The Democrats’ Dilemma
This article is from the archive of The New York Sun before the launch of its new website in 2022. The Sun has neither altered nor updated such articles but will seek to correct any errors, mis-categorizations or other problems introduced during transfer.

It’s hard being a Democrat running for president in 2007. On the one hand, you know that if you are lucky enough to get the nomination, you are going to have to veer away from the neutralists in your base — if you are to have a prayer of winning a general election in a time of war. On the other hand, you need those neutralists to get the nomination.
Consider the dilemma of Hillary Rodham Clinton. On Wednesday she voted with 75 of her colleagues to condemn Iran’s role in sabotaging Iraq, killing our soldiers and recommending that the White House get on with designating the Revolutionary Guard a terrorist organization. Even her fellow New Yorker, Senator Schumer, joined the ayes in that vote which did little more than express the sense of the senate in a non-binding resolution.

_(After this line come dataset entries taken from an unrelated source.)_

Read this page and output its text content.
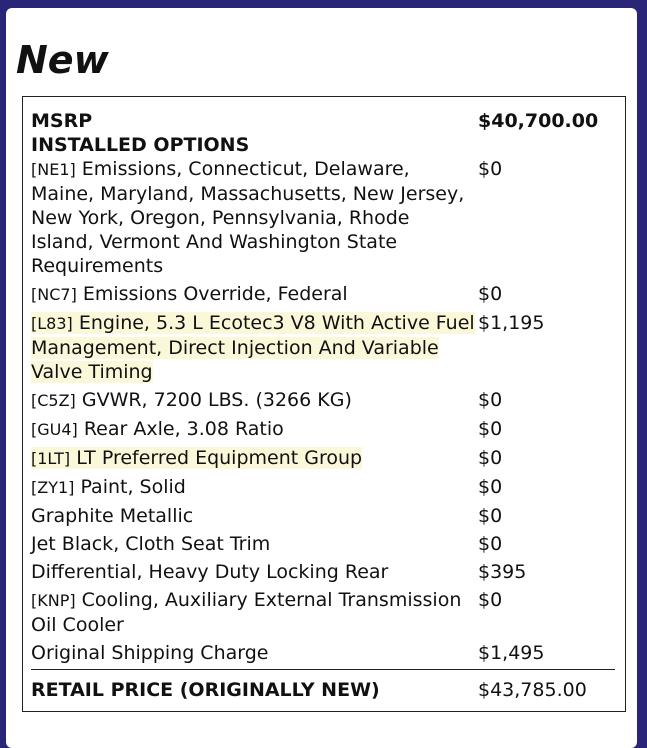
New
MSRP	$40,700.00
INSTALLED OPTIONS	
[NE1] Emissions, Connecticut, Delaware, Maine, Maryland, Massachusetts, New Jersey, New York, Oregon, Pennsylvania, Rhode Island, Vermont And Washington State Requirements	$0
[NC7] Emissions Override, Federal	$0
[L83] Engine, 5.3 L Ecotec3 V8 With Active Fuel Management, Direct Injection And Variable Valve Timing	$1,195
[C5Z] GVWR, 7200 LBS. (3266 KG)	$0
[GU4] Rear Axle, 3.08 Ratio	$0
[1LT] LT Preferred Equipment Group	$0
[ZY1] Paint, Solid	$0
Graphite Metallic	$0
Jet Black, Cloth Seat Trim	$0
Differential, Heavy Duty Locking Rear	$395
[KNP] Cooling, Auxiliary External Transmission Oil Cooler	$0
Original Shipping Charge	$1,495
RETAIL PRICE (ORIGINALLY NEW)	$43,785.00
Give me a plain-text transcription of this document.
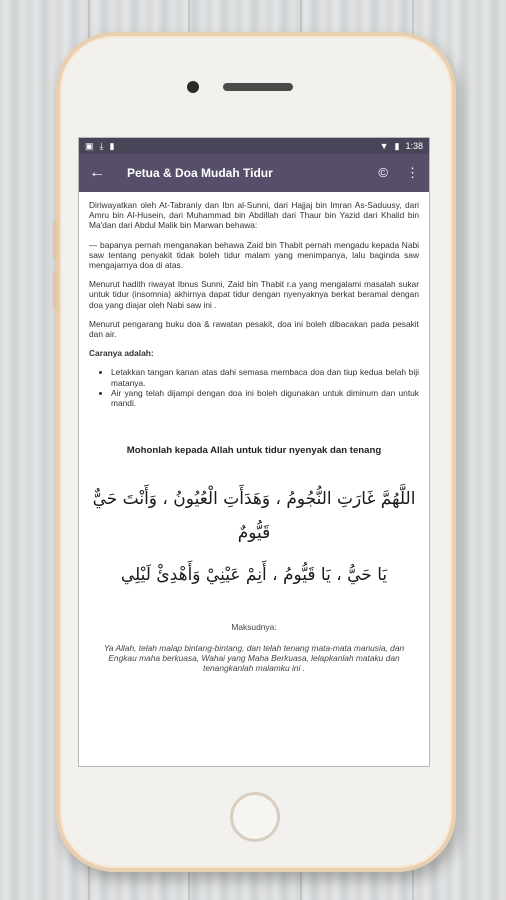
▣ ⤓ ▮	▼ ▮ 1:38
←	Petua & Doa Mudah Tidur	© ⋮

Diriwayatkan oleh At-Tabraniy dan Ibn al-Sunni, dari Hajjaj bin Imran As-Saduusy, dari Amru bin Al-Husein, dari Muhammad bin Abdillah dari Thaur bin Yazid dari Khalid bin Ma'dan dari Abdul Malik bin Marwan behawa:

— bapanya pernah menganakan behawa Zaid bin Thabit pernah mengadu kepada Nabi saw tentang penyakit tidak boleh tidur malam yang menimpanya, lalu baginda saw mengajarnya doa di atas.

Menurut hadith riwayat Ibnus Sunni, Zaid bin Thabit r.a yang mengalami masalah sukar untuk tidur (insomnia) akhirnya dapat tidur dengan nyenyaknya berkat beramal dengan doa yang diajar oleh Nabi saw ini .

Menurut pengarang buku doa & rawatan pesakit, doa ini boleh dibacakan pada pesakit dan air.

Caranya adalah:

• Letakkan tangan kanan atas dahi semasa membaca doa dan tiup kedua belah biji matanya.
• Air yang telah dijampi dengan doa ini boleh digunakan untuk diminum dan untuk mandi.
Mohonlah kepada Allah untuk tidur nyenyak dan tenang
اللَّهُمَّ غَارَتِ النُّجُومُ ، وَهَدَأَتِ الْعُيُونُ ، وَأَنْتَ حَيٌّ قَيُّومٌ
يَا حَيُّ ، يَا قَيُّومُ ، أَنِمْ عَيْنِيْ وَأَهْدِئْ لَيْلِي
Maksudnya:
Ya Allah, telah malap bintang-bintang, dan telah tenang mata-mata manusia, dan Engkau maha berkuasa, Wahai yang Maha Berkuasa, lelapkanlah mataku dan tenangkanlah malamku ini .
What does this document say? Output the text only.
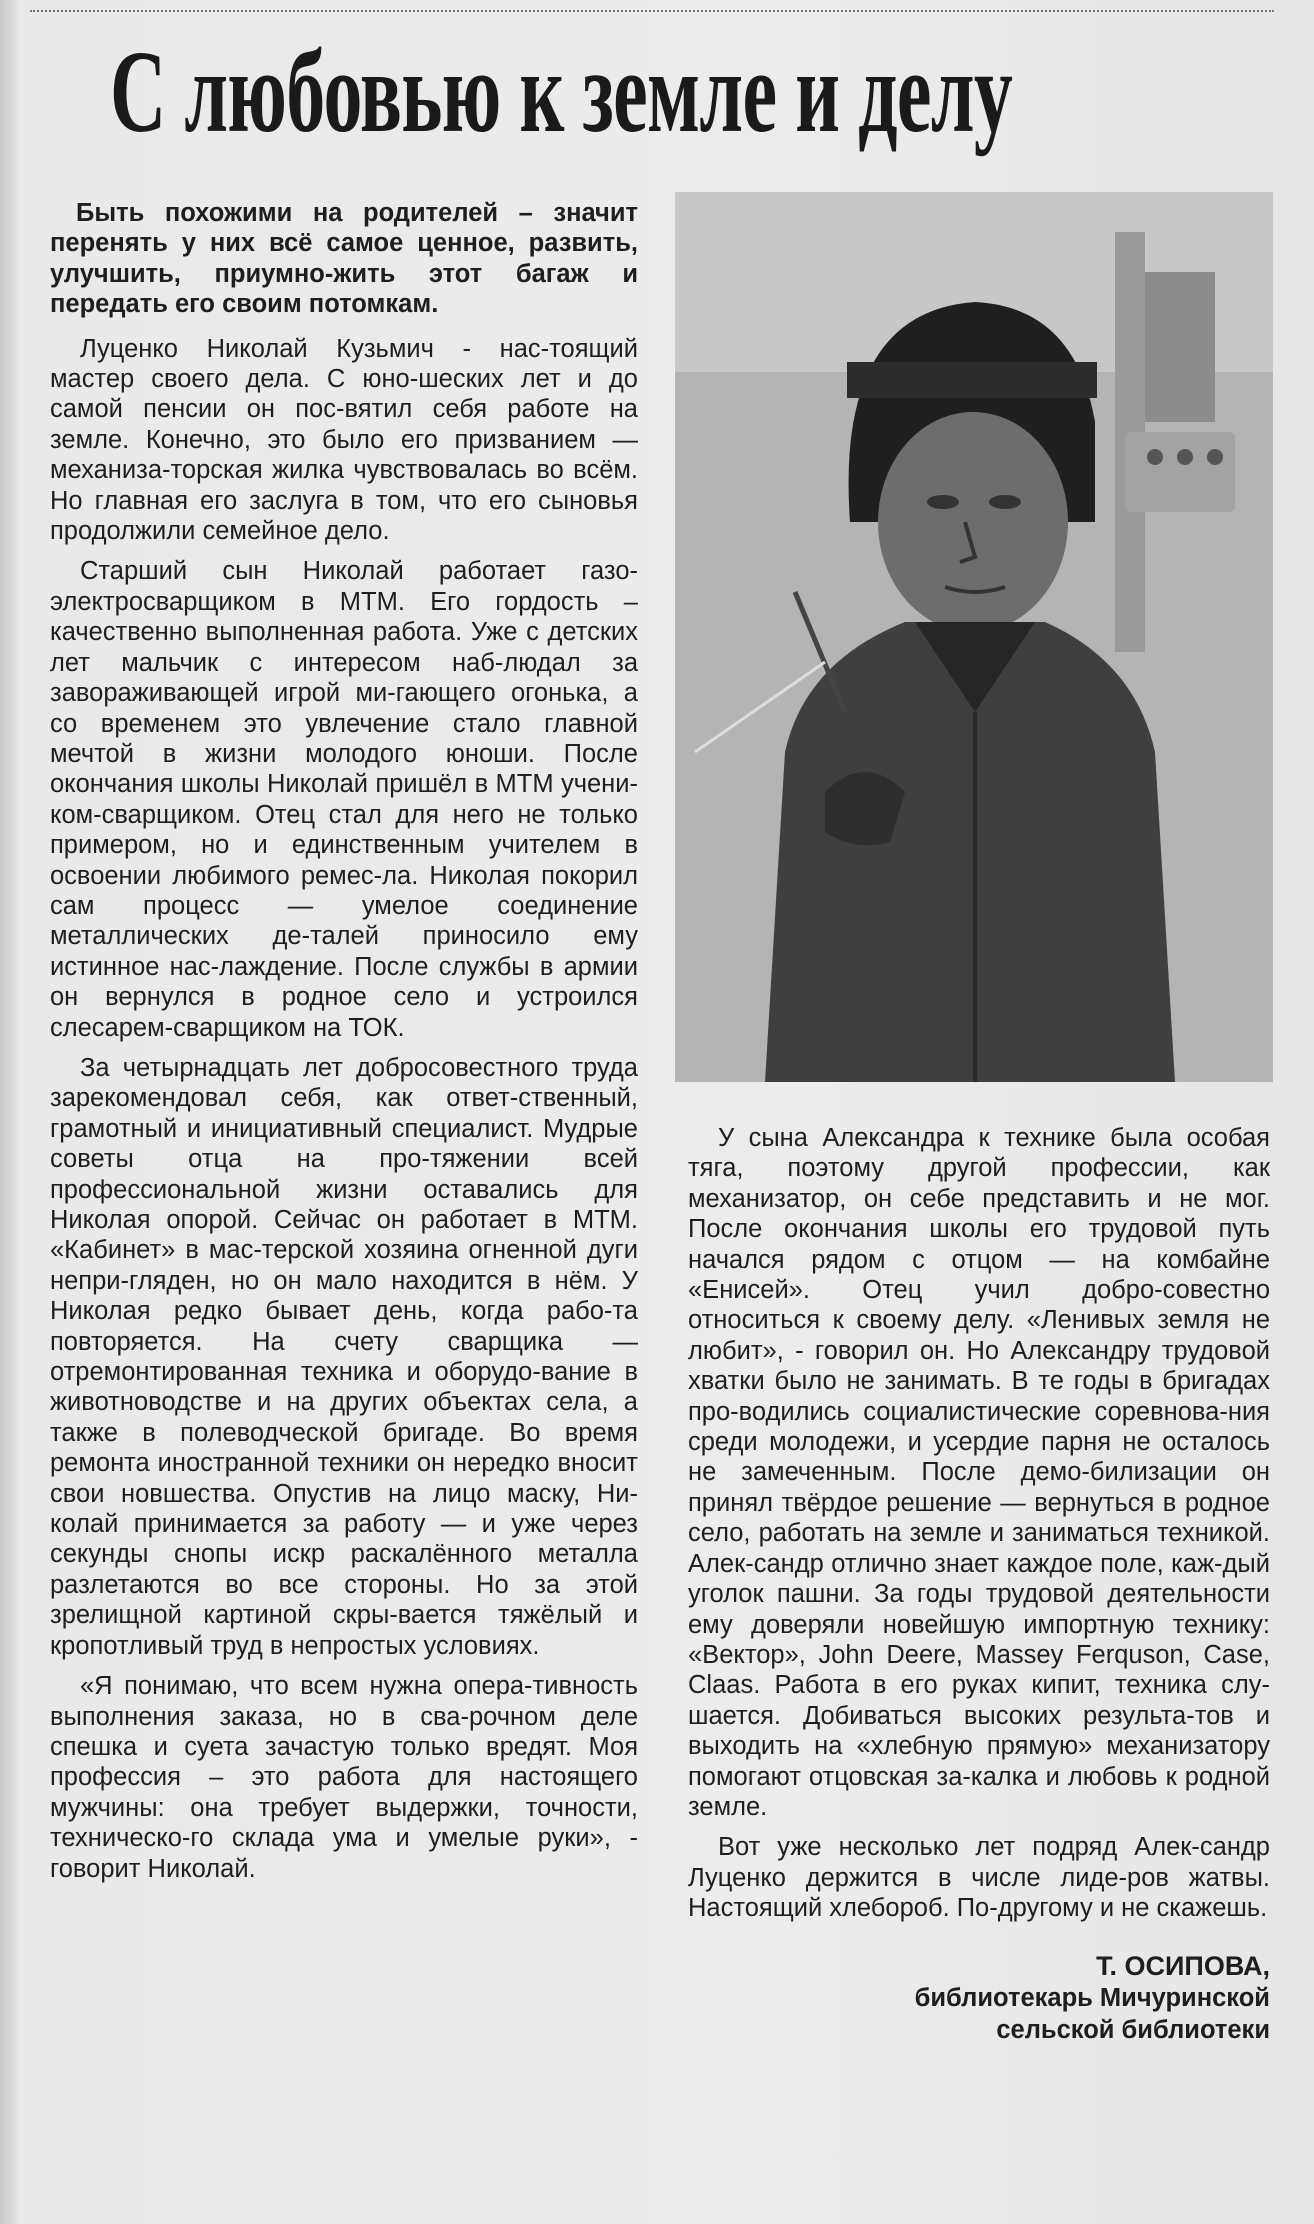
С любовью к земле и делу

Быть похожими на родителей – значит перенять у них всё самое ценное, развить, улучшить, приумно-жить этот багаж и передать его своим потомкам.

Луценко Николай Кузьмич - нас-тоящий мастер своего дела. С юно-шеских лет и до самой пенсии он пос-вятил себя работе на земле. Конечно, это было его призванием — механиза-торская жилка чувствовалась во всём. Но главная его заслуга в том, что его сыновья продолжили семейное дело.

Старший сын Николай работает газо-электросварщиком в МТМ. Его гордость – качественно выполненная работа. Уже с детских лет мальчик с интересом наб-людал за завораживающей игрой ми-гающего огонька, а со временем это увлечение стало главной мечтой в жизни молодого юноши. После окончания школы Николай пришёл в МТМ учени-ком-сварщиком. Отец стал для него не только примером, но и единственным учителем в освоении любимого ремес-ла. Николая покорил сам процесс — умелое соединение металлических де-талей приносило ему истинное нас-лаждение. После службы в армии он вернулся в родное село и устроился слесарем-сварщиком на ТОК.

За четырнадцать лет добросовестного труда зарекомендовал себя, как ответ-ственный, грамотный и инициативный специалист. Мудрые советы отца на про-тяжении всей профессиональной жизни оставались для Николая опорой. Сейчас он работает в МТМ. «Кабинет» в мас-терской хозяина огненной дуги непри-гляден, но он мало находится в нём. У Николая редко бывает день, когда рабо-та повторяется. На счету сварщика — отремонтированная техника и оборудо-вание в животноводстве и на других объектах села, а также в полеводческой бригаде. Во время ремонта иностранной техники он нередко вносит свои новшества. Опустив на лицо маску, Ни-колай принимается за работу — и уже через секунды снопы искр раскалённого металла разлетаются во все стороны. Но за этой зрелищной картиной скры-вается тяжёлый и кропотливый труд в непростых условиях.

«Я понимаю, что всем нужна опера-тивность выполнения заказа, но в сва-рочном деле спешка и суета зачастую только вредят. Моя профессия – это работа для настоящего мужчины: она требует выдержки, точности, техническо-го склада ума и умелые руки», - говорит Николай.

У сына Александра к технике была особая тяга, поэтому другой профессии, как механизатор, он себе представить и не мог. После окончания школы его трудовой путь начался рядом с отцом — на комбайне «Енисей». Отец учил добро-совестно относиться к своему делу. «Ленивых земля не любит», - говорил он. Но Александру трудовой хватки было не занимать. В те годы в бригадах про-водились социалистические соревнова-ния среди молодежи, и усердие парня не осталось не замеченным. После демо-билизации он принял твёрдое решение — вернуться в родное село, работать на земле и заниматься техникой. Алек-сандр отлично знает каждое поле, каж-дый уголок пашни. За годы трудовой деятельности ему доверяли новейшую импортную технику: «Вектор», John Deere, Massey Ferquson, Case, Claas. Работа в его руках кипит, техника слу-шается. Добиваться высоких результа-тов и выходить на «хлебную прямую» механизатору помогают отцовская за-калка и любовь к родной земле.

Вот уже несколько лет подряд Алек-сандр Луценко держится в числе лиде-ров жатвы. Настоящий хлебороб. По-другому и не скажешь.

Т. ОСИПОВА,
библиотекарь Мичуринской
сельской библиотеки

For most Americans, this vote is as controversial as declaring one’s opposition to cancer or support for fire fighters. But many Democratic primary voters are not like most Americans. Hence at the Dartmouth debate Wednesday night, Mrs. Clinton was skewered by her rivals on the stage. The former trial lawyer and senator, John Edwards, said the measure reminded him of the Iraq war resolution that he voted for in 2002. Everyone knows what happened after that.
Mrs. Clinton’s fellow senators, Joe Biden and Chris Dodd, voted nay on the measure. Senator Obama skipped the vote altogether. A wild Alaskan who also used to be a senator, Mike Gravel, told Mrs. Clinton that he was ashamed of her. And what does one expect? A Daily Kos internet poll taken the day before the Iranian president’s speech at Columbia asked the net roots who they would rather have as president, President Bush or President Ahmadinejad. It turns out the front man for the Mullahs garnered an astounding 40% plurality among the Daily Kos poll takers.
These are the Democrats driving the nomination process in 2007 in the party of Hillary Clinton. Those who seek the party’s presidential endorsement must court this toxic 40%. So on the one hand New Yorkers can congratulate Mrs. Clinton and Mr. Schumer for casting a tough vote and displeasing their party’s activists. But they can also mark an emerging pattern. It was only two weeks ago that Mrs. Clinton and Mr. Schumer refused to condemn the MoveOn.org libel of General Petraeus. For the senate resolution rebuking personal attacks against men in uniform, Mrs. Clinton voted with the left-wing base.
No doubt General Petraeus wears the contempt of fools and liars with the pride of all just men. On Iran, however, despite the non-binding nature of the resolution, something else was at stake. American diplomats are today in negotiations with our European allies to craft tough sanctions on Iran’s oil sector as punishment for the country’s enrichment of nuclear fuel. To lack resolve at this moment, after President Ahmadinejad challenges the world to oppose him yet again at the General Assembly, could undermine a negotiation that must succeed if there is a chance to prevent the bombardment so many in the left oppose.
Mrs. Clinton and Mr. Schumer understand this dynamic all too well. They also know something else. There is little chance the Iranian terror war will let up, and there is a chance the Mullahs will gain their A-bomb in the short term. If that occurs many Democratic voters will be looking back to last Wednesday’s vote in the senate to see how the leaders of their party voted when there had been a chance to stave off disaster.